TEST 1: Food Under Can–Take a bit of food or a small treat, place it under an inverted can, and see how long it takes your dog to get the food. I took 14 seconds to complete this one, barely qualifying me for 4 out of 5 points.
TEST 2: Dog Under Towel–Throw a large bath towel over your dog’s head and shoulders and see how long it take your dog to free itself. I completed this one in 13 seconds, again barely capturing another 4 out of 5 points.
TEST 3: Can Your Dog Recognize a Smile?–While your dog is sitting still, stare intently into your dog’s face, count to three, and then smile big and watch what happens. On this one, I almost immediately walked toward my mommy with my tail wagging, so I received 5 out of 5 possible points. My mommy gets a significantly lower score on this one because she could not manage to conduct the test and take a photo all at the same time.
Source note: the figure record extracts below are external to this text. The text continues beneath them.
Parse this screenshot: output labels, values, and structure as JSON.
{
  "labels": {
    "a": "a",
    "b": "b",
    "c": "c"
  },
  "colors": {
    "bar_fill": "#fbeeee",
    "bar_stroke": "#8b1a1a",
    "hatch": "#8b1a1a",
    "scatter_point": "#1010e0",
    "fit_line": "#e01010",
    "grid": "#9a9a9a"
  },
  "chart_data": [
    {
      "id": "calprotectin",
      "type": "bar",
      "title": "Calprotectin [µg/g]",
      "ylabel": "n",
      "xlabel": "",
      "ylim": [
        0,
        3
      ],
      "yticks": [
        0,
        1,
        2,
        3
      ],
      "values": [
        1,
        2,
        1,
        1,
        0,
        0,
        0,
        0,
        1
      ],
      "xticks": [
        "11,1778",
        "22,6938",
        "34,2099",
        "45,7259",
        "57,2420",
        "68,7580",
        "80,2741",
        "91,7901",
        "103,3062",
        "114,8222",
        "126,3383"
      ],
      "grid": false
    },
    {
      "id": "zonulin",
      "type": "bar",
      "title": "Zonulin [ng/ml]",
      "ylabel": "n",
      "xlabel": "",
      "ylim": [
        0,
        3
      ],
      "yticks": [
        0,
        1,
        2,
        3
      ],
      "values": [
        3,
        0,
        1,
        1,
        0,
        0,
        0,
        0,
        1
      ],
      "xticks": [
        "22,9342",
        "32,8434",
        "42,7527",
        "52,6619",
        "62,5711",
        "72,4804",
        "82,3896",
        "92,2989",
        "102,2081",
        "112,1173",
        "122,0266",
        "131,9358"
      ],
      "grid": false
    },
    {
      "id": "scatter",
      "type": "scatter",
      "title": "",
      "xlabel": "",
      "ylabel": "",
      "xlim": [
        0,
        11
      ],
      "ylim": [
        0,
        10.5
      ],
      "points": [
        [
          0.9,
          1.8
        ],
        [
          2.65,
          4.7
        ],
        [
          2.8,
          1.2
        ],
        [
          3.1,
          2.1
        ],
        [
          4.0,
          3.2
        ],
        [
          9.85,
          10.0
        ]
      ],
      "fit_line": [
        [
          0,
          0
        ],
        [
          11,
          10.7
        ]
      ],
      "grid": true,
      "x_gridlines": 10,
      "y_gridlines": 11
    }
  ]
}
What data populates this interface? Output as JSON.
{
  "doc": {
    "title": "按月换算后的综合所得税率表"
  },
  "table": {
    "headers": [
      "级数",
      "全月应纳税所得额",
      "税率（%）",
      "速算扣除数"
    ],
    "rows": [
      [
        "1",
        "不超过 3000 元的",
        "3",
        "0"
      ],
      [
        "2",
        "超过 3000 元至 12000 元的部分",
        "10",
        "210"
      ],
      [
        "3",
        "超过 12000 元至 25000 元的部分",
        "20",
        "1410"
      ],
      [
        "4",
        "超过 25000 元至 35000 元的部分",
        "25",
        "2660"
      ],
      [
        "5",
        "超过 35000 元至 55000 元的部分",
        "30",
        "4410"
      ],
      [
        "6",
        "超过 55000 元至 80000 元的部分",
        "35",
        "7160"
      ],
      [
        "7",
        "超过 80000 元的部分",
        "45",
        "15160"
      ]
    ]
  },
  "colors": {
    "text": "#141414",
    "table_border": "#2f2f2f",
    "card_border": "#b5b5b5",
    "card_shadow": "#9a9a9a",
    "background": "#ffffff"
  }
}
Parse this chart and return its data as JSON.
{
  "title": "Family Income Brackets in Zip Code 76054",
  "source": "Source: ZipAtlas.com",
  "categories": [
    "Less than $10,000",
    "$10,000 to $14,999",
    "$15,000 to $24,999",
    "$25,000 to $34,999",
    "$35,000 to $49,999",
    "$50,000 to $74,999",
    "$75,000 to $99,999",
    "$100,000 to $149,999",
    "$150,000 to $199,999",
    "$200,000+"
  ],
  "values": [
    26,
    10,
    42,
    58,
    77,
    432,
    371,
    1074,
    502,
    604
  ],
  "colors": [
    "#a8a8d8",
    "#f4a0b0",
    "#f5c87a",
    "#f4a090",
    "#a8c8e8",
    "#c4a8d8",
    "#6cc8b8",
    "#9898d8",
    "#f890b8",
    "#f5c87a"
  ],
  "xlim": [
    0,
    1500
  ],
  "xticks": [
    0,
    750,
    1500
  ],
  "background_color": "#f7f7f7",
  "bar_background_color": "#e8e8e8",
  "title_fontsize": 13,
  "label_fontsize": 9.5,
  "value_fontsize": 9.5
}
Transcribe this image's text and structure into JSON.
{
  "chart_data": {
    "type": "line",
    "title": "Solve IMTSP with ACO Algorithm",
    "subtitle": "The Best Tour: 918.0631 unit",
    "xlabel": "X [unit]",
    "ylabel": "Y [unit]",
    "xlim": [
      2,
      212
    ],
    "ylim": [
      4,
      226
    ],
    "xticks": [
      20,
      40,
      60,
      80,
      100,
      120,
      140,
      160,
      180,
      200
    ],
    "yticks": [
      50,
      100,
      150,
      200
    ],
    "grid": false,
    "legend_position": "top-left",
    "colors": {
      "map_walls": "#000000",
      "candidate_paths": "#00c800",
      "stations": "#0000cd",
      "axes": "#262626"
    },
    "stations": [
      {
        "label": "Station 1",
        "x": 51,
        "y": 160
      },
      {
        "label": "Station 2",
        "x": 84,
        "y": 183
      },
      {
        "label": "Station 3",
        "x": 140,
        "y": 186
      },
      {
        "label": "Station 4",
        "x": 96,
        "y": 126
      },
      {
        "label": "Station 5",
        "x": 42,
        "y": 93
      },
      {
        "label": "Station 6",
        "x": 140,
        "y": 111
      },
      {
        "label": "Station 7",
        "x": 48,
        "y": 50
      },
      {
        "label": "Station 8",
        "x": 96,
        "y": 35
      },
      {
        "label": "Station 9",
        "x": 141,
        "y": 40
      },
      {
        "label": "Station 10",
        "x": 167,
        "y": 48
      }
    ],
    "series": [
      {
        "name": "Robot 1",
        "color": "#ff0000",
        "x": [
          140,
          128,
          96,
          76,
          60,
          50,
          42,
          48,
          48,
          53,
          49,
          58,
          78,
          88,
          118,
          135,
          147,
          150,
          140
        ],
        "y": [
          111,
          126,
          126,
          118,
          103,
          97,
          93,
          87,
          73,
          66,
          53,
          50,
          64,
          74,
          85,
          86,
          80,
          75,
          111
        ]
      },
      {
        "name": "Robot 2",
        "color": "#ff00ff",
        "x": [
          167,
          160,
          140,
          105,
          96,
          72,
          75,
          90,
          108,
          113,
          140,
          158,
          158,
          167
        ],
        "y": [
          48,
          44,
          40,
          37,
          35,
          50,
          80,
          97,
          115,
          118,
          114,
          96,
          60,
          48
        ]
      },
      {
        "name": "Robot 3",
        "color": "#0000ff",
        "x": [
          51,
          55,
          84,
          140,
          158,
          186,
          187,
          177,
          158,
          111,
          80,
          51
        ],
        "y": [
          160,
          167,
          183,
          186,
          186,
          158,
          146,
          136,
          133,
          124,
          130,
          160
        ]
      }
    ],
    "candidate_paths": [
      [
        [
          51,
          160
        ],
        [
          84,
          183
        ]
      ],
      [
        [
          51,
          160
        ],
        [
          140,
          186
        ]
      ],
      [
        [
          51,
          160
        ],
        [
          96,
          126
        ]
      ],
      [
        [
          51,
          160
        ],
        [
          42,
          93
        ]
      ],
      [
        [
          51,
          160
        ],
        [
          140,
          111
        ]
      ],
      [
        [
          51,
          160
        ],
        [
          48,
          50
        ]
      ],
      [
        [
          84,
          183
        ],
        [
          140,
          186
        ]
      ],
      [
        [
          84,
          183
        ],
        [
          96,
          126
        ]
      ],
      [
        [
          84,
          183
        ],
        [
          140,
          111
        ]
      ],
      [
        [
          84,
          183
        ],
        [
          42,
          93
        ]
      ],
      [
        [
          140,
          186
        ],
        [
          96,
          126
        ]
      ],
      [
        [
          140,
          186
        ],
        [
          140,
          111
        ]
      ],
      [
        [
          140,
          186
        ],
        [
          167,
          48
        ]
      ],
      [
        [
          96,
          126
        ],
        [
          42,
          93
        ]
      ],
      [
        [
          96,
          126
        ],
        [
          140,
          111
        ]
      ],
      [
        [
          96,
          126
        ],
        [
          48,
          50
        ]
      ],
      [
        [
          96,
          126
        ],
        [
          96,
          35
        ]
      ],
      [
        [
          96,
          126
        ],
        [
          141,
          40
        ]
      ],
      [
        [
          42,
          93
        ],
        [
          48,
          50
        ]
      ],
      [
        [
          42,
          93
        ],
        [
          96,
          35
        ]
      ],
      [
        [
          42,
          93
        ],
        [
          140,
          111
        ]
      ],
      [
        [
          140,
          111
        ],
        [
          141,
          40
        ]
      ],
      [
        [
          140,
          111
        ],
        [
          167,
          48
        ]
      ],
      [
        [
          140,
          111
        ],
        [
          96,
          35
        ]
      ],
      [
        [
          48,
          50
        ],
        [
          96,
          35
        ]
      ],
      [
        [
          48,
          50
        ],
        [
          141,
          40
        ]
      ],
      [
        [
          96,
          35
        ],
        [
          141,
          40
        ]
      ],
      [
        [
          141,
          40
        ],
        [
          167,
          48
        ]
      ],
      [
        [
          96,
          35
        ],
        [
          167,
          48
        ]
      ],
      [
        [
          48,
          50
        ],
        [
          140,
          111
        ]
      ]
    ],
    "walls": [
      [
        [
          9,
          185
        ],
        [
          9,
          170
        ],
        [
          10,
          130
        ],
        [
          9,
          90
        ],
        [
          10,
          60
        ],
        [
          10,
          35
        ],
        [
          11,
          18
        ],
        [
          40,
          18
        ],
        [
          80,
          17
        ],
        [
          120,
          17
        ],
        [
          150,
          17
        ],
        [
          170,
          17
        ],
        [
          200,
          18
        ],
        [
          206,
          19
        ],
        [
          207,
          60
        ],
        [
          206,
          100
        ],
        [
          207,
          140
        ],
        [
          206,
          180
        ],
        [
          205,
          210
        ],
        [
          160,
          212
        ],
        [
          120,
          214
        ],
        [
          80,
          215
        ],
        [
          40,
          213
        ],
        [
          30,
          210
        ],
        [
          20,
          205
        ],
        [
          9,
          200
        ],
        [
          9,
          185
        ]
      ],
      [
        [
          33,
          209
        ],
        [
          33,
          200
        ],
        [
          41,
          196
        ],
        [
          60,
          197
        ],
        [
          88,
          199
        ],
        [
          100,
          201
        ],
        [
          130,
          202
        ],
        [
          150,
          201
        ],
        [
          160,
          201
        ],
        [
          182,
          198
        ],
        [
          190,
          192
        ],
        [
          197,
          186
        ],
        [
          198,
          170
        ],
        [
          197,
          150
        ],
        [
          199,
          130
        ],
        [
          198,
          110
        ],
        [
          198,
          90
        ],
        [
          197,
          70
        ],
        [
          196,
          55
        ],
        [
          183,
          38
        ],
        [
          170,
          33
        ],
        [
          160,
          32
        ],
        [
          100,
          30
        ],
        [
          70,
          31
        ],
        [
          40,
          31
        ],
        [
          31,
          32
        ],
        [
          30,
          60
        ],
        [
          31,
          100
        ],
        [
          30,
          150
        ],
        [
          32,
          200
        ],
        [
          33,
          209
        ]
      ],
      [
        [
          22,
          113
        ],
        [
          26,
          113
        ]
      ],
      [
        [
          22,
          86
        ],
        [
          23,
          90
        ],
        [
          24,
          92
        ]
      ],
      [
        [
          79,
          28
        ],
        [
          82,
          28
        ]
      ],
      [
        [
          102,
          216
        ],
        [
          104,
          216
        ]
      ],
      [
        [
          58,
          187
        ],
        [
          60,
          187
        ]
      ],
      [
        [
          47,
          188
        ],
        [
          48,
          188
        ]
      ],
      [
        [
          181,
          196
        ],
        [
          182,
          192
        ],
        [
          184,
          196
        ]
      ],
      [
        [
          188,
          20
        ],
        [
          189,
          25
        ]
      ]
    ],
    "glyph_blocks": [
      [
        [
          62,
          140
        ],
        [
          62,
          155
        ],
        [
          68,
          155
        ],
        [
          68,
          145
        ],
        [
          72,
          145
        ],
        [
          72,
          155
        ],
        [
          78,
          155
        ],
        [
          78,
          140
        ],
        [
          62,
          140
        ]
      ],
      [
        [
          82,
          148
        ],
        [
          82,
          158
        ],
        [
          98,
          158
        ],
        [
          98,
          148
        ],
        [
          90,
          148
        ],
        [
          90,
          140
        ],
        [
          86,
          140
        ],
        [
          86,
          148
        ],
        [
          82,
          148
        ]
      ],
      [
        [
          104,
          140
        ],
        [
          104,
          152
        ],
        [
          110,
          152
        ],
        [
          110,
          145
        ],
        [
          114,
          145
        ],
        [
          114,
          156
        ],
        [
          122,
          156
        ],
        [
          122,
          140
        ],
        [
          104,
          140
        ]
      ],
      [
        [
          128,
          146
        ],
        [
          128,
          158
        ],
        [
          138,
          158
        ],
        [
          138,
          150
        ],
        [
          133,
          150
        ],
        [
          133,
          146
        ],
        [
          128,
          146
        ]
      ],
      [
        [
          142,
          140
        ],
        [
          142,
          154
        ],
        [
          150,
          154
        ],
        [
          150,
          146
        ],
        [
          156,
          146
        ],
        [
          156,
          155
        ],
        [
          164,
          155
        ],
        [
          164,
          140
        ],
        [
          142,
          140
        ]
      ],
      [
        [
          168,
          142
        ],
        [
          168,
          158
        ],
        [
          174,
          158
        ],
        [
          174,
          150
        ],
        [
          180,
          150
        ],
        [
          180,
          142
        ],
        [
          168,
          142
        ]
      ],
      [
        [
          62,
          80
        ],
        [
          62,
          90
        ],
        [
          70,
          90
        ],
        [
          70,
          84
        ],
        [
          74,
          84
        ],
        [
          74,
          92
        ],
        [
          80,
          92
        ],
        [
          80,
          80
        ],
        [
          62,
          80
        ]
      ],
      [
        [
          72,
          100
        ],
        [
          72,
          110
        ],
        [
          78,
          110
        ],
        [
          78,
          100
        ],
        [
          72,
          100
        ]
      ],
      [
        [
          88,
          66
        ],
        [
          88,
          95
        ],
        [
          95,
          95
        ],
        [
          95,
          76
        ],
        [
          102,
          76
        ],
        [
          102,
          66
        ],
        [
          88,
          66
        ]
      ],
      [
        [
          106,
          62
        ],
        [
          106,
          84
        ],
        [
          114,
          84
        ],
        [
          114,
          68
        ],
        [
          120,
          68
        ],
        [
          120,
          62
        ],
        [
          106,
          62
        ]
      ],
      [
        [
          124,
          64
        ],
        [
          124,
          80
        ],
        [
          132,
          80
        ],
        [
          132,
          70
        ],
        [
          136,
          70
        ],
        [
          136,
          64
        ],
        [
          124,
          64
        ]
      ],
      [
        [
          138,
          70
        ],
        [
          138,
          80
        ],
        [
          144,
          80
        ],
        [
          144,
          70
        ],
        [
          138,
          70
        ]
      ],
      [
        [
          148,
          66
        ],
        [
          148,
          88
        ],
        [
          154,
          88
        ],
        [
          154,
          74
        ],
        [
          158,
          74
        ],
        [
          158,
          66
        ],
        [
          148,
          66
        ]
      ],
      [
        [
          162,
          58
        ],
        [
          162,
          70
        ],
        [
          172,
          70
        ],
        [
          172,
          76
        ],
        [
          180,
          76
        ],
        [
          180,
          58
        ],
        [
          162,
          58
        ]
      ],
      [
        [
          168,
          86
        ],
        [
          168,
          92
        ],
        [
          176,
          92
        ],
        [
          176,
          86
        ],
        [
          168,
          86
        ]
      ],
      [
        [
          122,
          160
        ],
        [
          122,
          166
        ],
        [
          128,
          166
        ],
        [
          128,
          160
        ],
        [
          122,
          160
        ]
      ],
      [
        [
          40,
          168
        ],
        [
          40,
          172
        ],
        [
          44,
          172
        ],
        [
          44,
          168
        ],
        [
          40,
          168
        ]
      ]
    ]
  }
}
TEST 4: Food Under Towel–Cover a morsel of food or a treat with a small towel and see how long it takes your dog to get to the food. By this time, I was starting to catch on to this whole IQ testing thing, and I was ready for it to end, so I really applied myself on this one and got to the food in 10 seconds to earn 5 out of 5 points. Yes!
TEST 5: Retrieving from Under a Barrier–Find or make a table low enough to prevent your dog from putting his or her head under it but high enough for the dog to get his or her paw under it. Place a treat or morsel of food centered under the barrier and see what your dog does. So I have to tell you that it was quite humorous watching my humans try to build the “table” for this one. When they finally succeeded, I first tried to get the treat with my muzzle, then I tried to retrieve it with my paw, and then I eventually gave up and received just 3 out of 5 points. Is it possible that I was just trying not to look too smart because my humans had looked so inept trying to set up this test? I’ll never tell.
TEST 6: Does Your Dog Know Its Name–While your dog is seated, call “refrigerator” in the tone you’d normally use to call your dog, then call “movie,” then call your dog’s name and see wht happens. I was finished with this whole silly IQ testing thing at this point so I just didn’t do anything . . . which puts me about on the level with my mommy, who once again could not get it together enough to conduct the test and take a picture. 1 out of 5 points for me . . . and ZERO points for Mommy.
I really don’t quite know how to tell you how happy I was when this little IQ test experiment was over. I think my humans were a little relieved too. The three of us were equally exhausted, but the humans still needed to tally my scores. Are you ready for the results? I received a total of 22 points. Had I actually applied myself and scored more than 25 points, you would now have to call me a genius. Alas, I am not a genius dog. According to Dr. Coren, I will not be attending Harvard, but the good Dr. Coren does say that I am smart . . . smart enough for a state school, which is just fine with me!